Le Sida progresse chez nous

C’est samedi premier décembre, que le Maroc commémore la journée mondiale de lutte contre le Sida. La journée sera marquée par un lâcher de ballons qui sera organisé par l’Association de lutte contre le Sida (ALCS) à 21 heures en face du siège de la wilaya de Casablanca. Si le Maroc reste parmi les pays qui ont été les moins touchés par le virus, il n’empêche que la situation épidémiologique, selon des sources médicales, est préoccupante. Ainsi, d’après le ministère de la Santé, le nombre de cas enregistrés au Maroc jusqu’au 30 septembre 2001 est de 913, dont 65 % sont des hommes et 35 % des femmes. La répartition par âge montre que la tranche d’âge des 30-39 ans demeure la plus touchée avec 44 % des cas, suivie par les 15-29 avec 26 % et enfin les 40-49 avec 16 % des cas. Pour ce qui est de la ventilation des malades par mode de transmission, les hétérosexuels viennent largement en tête avec 69% des cas. Les homosexuels, les toxicomanes sont respectivement 9 et 6 % des cas déclarés. L’origine des malades du Sida au Maroc montre une prédominance de l’urbain sur le rural. Les villes contiennent, en effet, 89 % des séropositifs déclarés contre seulement 7 % pour les campagnes. En ce qui concerne les malades qui suivent un traitement au Maroc, l’ALCS affirme que sur les 913 cas confirmés, 182 malades subissent une tri-thérapie, tandis que 130 sont sur une liste d’attente. Le traitement qui coûte autour de 5.000 DH par mois n’est pas commercialisé dans les pharmacies. C’est l’ALCS qui joue le rôle de médiateur auprès des laboratoires Aventis, Glaxo et Sothema chez qui la tri-thérapie est disponible. Le ministère de la Santé prend en charge actuellement 18 malades du Sida, alors que 75 autres sont pris en charge par le Fonds de solidarité international. Les autres malades sont assurés par la CNOPS ou les assurances privées ou bien ils paient eux-même leurs médicaments. Si aujourd’hui, le Sida peut être considéré comme une maladie avec laquelle on peut vivre, il est donc clair que la majorité des personnes atteintes du Sida au Maroc ne subissent aucun traitement.
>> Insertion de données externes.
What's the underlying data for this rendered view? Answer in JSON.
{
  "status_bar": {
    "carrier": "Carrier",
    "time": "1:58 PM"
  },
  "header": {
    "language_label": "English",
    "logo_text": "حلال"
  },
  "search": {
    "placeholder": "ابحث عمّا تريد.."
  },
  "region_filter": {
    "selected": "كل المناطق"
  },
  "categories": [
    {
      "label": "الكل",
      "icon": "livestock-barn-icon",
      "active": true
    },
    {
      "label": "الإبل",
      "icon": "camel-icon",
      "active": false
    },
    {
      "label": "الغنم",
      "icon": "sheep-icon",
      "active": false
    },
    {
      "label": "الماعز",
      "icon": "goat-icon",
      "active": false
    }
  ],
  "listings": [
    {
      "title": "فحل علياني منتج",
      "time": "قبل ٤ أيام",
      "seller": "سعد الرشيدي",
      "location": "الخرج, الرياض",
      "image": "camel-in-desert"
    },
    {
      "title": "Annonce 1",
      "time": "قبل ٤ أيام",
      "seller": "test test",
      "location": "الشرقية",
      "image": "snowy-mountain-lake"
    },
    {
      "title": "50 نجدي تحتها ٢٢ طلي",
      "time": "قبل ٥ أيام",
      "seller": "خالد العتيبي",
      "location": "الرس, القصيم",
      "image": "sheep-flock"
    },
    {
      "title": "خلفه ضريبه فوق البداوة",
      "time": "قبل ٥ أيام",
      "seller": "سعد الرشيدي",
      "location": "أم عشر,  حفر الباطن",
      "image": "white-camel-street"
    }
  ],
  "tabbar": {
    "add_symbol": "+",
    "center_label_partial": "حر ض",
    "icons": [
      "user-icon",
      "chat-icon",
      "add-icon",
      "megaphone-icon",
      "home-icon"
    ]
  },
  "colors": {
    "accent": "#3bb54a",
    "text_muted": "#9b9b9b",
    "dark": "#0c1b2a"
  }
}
Ils sont patients, vu la modicité des moyens, de pouvoir un jour faire partie des élus à qui est assuré un traitement. Le combat contre le Sida n’est donc plus simplement une question de prévention et de vigilance mais c’est également et surtout pouvoir soulager ces malades en leur fournissant une thérapie qui reste inaccessible pour une majorité d’entre-eux.